ELEVEN STAFF at an English care home owned by Irish investors, including Denis Brosnan, JP McManus, Dermot Desmond and John Magnier, have pleaded guilty to ill-treating patients.
The last of the 11 charged, Michael Ezenagu (29), pleaded guilty yesterday at Bristol Crown Court to the offences that were revealed by a BBC television Panorama investigation last year.
Secretly recorded film showed patients being held down, slapped, mocked and doused in water at the Winterbourne View home – part of the Castlebeck group bought by the Irish investors in 2005.
“People who should have been able to trust their carers had that trust cruelly and repeatedly abused,” said the head of the Crown Prosecution Service’s Complex Case Team, Ann Redropp.
The Crown Prosecution Service had treated the offences as “disability hate crimes” and will look for the toughest possible sentences when the 11 are sentenced next month.
Police paid tribute to the whistleblowers who went to the BBC after they had tried and failed to get management at Winterbourne View to deal with the allegations.
Neglect and cruelty “would have continued unchecked” if the whistleblowers had not taken action, said Det Chief Supt Louisa Rolfe of Avon and Somerset Constabulary.
The 11 accused – Michael Ezenagu, Wayne Rogers, Graham Doyle, Allison Dove, Jason Gardiner, Charlotte Cotterell, Holly Draper, Kelvin Fore, Sookalingun Appoo, Danny Brake, and Neil Ferguson – pleaded guilty to 38 charges under the Mental Health Act.
Since the scandal was first revealed, Castlebeck has closed Winterbourne View and two of its other homes in Britain, following concerns raised by the regulator, the Care Quality Commission.
However, the regulator has itself come in for criticism for failing to respond to the allegations of ill-treatment that were also brought to its attention before the whistleblowers went to the BBC.

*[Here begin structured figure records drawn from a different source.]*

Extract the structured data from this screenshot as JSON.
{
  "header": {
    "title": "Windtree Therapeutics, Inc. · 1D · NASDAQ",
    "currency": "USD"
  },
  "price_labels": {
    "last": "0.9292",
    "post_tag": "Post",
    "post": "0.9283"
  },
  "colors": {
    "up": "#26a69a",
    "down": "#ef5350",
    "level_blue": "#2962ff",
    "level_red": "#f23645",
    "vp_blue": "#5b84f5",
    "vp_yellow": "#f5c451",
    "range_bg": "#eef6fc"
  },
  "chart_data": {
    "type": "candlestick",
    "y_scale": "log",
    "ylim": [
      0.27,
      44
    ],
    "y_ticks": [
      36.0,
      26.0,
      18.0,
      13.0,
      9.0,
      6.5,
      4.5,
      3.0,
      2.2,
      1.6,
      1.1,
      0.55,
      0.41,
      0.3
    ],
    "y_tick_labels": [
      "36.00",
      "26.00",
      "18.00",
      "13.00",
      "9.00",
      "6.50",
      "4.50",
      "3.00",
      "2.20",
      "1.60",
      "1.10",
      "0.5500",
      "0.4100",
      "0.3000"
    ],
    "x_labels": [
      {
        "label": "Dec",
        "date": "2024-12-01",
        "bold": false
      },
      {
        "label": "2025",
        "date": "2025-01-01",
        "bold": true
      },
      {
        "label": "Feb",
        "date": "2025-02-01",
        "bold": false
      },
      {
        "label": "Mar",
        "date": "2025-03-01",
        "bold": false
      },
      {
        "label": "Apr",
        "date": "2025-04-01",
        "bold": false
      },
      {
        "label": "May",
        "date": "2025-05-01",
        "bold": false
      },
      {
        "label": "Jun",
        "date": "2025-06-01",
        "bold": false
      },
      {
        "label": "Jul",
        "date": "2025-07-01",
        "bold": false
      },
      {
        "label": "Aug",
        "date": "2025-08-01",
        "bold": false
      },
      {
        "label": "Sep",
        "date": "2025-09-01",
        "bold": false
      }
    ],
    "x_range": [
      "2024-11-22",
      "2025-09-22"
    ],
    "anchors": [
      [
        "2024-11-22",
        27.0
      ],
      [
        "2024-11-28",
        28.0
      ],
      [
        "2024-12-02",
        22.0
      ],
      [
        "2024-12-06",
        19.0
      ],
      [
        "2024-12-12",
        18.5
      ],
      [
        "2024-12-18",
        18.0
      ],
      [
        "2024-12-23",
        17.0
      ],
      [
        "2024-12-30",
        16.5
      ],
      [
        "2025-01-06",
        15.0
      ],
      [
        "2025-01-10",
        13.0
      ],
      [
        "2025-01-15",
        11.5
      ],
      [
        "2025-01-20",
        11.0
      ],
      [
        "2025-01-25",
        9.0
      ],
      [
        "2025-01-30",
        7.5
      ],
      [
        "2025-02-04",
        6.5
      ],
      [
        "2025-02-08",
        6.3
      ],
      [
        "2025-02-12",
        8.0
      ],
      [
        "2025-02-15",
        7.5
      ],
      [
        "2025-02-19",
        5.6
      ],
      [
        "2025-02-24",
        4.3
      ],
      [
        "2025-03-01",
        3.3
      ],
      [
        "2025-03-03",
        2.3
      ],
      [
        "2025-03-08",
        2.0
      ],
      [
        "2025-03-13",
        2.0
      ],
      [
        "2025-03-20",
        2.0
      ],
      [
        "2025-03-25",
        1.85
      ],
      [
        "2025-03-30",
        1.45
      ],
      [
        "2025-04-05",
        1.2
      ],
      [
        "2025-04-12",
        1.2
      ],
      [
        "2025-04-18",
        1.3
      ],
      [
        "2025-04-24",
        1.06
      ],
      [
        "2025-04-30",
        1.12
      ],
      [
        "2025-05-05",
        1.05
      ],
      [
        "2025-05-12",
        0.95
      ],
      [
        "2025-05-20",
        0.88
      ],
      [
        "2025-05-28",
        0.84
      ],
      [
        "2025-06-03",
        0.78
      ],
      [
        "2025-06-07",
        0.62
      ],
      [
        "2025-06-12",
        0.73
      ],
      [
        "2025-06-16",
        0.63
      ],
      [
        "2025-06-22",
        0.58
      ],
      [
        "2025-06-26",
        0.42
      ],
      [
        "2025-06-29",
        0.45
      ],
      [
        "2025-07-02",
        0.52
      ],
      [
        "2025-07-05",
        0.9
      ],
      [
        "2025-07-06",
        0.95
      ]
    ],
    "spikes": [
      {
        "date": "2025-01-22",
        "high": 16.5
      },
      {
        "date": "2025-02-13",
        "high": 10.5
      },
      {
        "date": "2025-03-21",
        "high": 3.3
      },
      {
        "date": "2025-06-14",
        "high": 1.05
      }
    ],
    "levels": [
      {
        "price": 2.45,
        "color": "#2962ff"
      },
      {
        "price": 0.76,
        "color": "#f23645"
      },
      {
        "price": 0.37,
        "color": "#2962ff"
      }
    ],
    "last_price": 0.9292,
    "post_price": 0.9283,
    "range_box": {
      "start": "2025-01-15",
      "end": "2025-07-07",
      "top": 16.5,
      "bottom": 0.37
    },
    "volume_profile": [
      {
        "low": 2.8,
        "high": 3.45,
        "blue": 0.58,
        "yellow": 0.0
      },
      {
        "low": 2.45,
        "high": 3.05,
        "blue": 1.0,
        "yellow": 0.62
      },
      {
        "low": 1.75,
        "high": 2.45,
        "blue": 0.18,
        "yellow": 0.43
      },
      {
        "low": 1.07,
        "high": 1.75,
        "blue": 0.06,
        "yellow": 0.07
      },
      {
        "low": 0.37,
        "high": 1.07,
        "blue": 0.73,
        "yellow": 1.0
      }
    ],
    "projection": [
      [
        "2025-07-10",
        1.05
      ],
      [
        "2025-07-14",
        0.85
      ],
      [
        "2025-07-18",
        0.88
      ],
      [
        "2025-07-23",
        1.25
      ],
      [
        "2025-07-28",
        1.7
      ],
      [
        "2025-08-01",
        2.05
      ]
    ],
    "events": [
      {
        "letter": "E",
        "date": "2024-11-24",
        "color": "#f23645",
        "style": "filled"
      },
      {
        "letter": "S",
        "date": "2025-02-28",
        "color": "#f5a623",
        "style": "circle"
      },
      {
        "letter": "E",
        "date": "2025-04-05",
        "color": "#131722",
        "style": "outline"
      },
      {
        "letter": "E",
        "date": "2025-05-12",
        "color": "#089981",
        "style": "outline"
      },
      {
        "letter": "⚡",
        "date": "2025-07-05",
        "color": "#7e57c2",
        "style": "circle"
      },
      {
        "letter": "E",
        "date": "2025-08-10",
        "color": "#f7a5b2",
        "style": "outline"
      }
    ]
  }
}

The Care Quality Commission’s head, Dame Jo Williams, accepted responsibility yesterday: “We are committed to do all we can to protect vulnerable people – and we apologise to patients at Winterbourne View, and their families, for our failure do so quickly enough in this case.”
The prosecution of the 11 “sends out a clear message that care staff who abuse vulnerable people will be charged and brought before the courts . . . There is a responsibility on all of us to report such behaviour so that firm action can be taken to protect people and, when the evidence is there, to prosecute those responsible.”
The South Gloucestershire Safeguarding Adults Board is expected to publish a “serious case review” – an inquiry undertaken into the handling of major complaints – into the Bristol scandal today.
Castlebeck was bought in 2006 for £255 million by the Swiss-based Lydian Capital Partners, set up by Mr Brosnan as a private investment company after he stood down as chief executive of Kerry Group. He was joined by Mr McManus, Mr Desmond and Mr Magnier, and other wealthy Irish.
Profits at Castlebeck, which charges the National Health Service up to £3,500 per week for each patient with learning disabilities and other difficulties, increased substantially subsequently, up from £18 million in 2007 to over £31 million in 2009.
Faced with the allegations last year, Castlebeck’s directors – who then included Mr Brosnan’s son, Paul, among their number – brought in outside experts to hold an independent inquiry into care standards at all of its 56 British carehomes. This led to substantial changes in management and rules.
In one of the film clips, broadcast by the Panorama team, a male nurse is seen goading a patient to take their own life and subjecting others to cold showers. Another clip shows a patient pinned to the floor by a chair.
Having tried to take their own life by jumping through a window, a patient was told: “Go on, do it now I’m here. You will go flying. When you hit the floor, do you reckon you will make a thud or a splat? Come on, I’ll keep it open for you.”